The South Pittsburg Princess re-opened in 2013, but took a few years to gain traction. The turning point came a couple of years later when residents filled the 350-seat theater for a symphonic performance. Rob Woodfin recalled the emotions of that night. “Here among faces from a lifetime of memories, we were listening to symphonic music—live—at the pinnacle of the Princess’ rebirth,” Woodfin said. “It was nothing less than the concerted effort by so many people in this community to create a venue suitable for [nationally touring] classical performers. . . we were feasting on the fruit of collaborative effort,” he added.
Momentum or Memory
For the past five years, both theaters rapidly gained momentum in programming and popularity. Mary McDonald, executive director for Decatur’s Princess Theatre created a singer/songwriter series in 2018 that was an instant hit. These more intimate acoustic shows regularly sold out, making it possible to book acts for the larger stage. Larkin-Poe, Drive-by Truckers, Secret Sisters, a Rolling Stones Tribute and more filled the 677-seat main auditorium.
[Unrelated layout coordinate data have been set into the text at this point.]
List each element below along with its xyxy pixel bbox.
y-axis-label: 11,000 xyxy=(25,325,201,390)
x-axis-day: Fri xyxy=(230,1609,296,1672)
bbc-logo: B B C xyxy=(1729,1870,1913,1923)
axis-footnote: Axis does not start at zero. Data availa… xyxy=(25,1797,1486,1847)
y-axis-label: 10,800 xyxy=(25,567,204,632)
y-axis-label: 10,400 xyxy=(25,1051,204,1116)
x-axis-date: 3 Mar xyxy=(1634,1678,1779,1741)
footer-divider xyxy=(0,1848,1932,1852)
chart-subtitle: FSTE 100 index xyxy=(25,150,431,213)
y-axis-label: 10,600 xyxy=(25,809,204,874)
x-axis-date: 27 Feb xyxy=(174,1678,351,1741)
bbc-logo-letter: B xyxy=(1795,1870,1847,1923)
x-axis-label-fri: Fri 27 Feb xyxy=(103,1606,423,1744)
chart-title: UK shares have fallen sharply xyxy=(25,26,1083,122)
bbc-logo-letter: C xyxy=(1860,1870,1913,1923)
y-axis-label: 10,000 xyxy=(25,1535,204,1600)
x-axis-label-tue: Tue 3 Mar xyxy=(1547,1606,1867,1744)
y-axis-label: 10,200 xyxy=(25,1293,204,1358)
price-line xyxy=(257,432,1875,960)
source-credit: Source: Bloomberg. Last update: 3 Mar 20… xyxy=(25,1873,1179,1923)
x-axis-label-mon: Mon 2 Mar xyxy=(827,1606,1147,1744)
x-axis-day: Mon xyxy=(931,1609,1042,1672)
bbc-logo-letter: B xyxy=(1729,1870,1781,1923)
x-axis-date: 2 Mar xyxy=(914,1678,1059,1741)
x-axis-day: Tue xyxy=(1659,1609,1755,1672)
The marquee became a barometer of the economic health of the Decatur and Morgan County area. “Our shows draw tourism and that increases business for our downtown merchants and restaurants,” she said.
“Things were really humming along until the COVID-19 lockdown devastated our Spring/Summer season,” McDonald said. The staff created a virtual listening room showcasing local talent which helped with visibility when so many venues went dark. McDonald began a summer movie series as soon as re-openings were allowed. But limits on audience size and the cost associated with sanitizing and safety protocols casts a shadow of uncertainty on larger shows.
In South Pittsburg, things were humming along as well. Ron Hudson stepped up as a volunteer manager of the Princess Theater and booked popular acts. Songwriter nights and a Jimmy Buffet tribute were sell-outs. But with the “new normal,” only two events have taken place on the Princess Theater’s stage since March: a high school performance of “Grease” and a student theater camp. Both events limited attendance to comply with social distancing.
It’s clear, the Princess theaters in Decatur and South Pittsburg are repositories of hundreds of thousands of memories, from a first kiss stolen in the balcony to a first job making popcorn. Beyond sentimentality, the cultural, social and economic value to their respective communities is inestimable; their historic significance irreplaceable.
The performing arts have always provided a common thread between people of every age and demographic, as audiences come together for a shared experience—be it music, stories, theater or film. And nothing is more at risk than the venues that have long provided a gathering space for this vital human interaction. As the pandemic stretches on, time will tell whether or not these historic Princesses can rise Phoenix-like. If the love and loyalty of two Southern towns in Alabama and Tennessee have demonstrated for their Princesses is any indication, they will.